Sigmund Freud developed the examination of the mind using dream analysis and the analysis of the unconscious through the link of findings with attitudes toward sexuality and sexual development. .
In his extensive research and theories on sexuality during the infant stage, Freud attempts to trace the course of gender identification and to describe the many processes that the child must navigate in order to arrive at an adult sexual identity. His creation of the Oedipus complex theory is central to this process and is used to explain the structure of the mental processes as well as the cause of mental disorders.
It began with the study of a boy known as Little Hans. The analysis of a phobia in a five year old boy, explained the fear of horses for Hans. Freud believed the terror of this boy was due to feelings of anger he had internalized that related to his parents. Freud theorized that all small boys select their mother as their primary object of desire. They subconsciously wish to usurp their fathers and become their mothers' lover. Typically, these desires emerge between the ages of three and five, when a boy is in what Freud defined as the phallic stage of development. Because the child suspects that acting on these feelings would lead to danger, these desires are repressed, and leading to anxiety.
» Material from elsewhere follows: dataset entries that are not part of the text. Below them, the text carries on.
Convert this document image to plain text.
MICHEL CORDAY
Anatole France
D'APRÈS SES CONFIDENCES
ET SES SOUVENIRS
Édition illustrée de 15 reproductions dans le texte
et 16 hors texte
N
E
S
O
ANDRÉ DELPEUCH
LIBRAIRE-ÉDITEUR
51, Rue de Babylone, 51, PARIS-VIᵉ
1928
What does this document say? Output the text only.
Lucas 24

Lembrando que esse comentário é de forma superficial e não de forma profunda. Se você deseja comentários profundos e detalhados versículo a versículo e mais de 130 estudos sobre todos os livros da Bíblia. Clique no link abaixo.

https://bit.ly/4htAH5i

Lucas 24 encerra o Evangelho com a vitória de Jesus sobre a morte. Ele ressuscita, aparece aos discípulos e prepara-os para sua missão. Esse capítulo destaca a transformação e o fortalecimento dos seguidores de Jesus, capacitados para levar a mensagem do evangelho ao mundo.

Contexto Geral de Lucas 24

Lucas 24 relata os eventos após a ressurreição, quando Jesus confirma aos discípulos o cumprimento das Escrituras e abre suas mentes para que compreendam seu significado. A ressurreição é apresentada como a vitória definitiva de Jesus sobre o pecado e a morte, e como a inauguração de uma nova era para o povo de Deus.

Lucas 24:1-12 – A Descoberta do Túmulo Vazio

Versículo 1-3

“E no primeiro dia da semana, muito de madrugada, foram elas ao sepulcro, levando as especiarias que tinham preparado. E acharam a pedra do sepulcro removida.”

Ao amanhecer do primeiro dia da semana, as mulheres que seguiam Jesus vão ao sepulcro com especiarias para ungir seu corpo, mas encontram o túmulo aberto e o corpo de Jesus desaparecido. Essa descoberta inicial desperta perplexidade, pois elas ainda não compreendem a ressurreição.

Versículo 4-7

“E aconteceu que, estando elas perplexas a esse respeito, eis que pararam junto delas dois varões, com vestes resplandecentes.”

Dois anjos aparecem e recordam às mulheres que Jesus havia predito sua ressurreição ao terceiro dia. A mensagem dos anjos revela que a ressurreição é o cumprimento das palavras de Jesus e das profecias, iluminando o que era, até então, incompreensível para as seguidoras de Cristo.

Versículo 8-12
Few people believe today that the oedipal complex has any real bearing on our lives, but the Oedipus complex is a fundamental period of childhood. It has a role in the structuring of the personality and influence on the development of emotional, sexual, intellectual and social of childhood. When this period goes well, it is more likely that there is an absence of pathological disorders of childhood, adolescence and adult because the problems that come from poorly resolved conflict at this stage phallic destabilize the life of the human being by failures or painful conditions that affect not only the emotional and sexual life.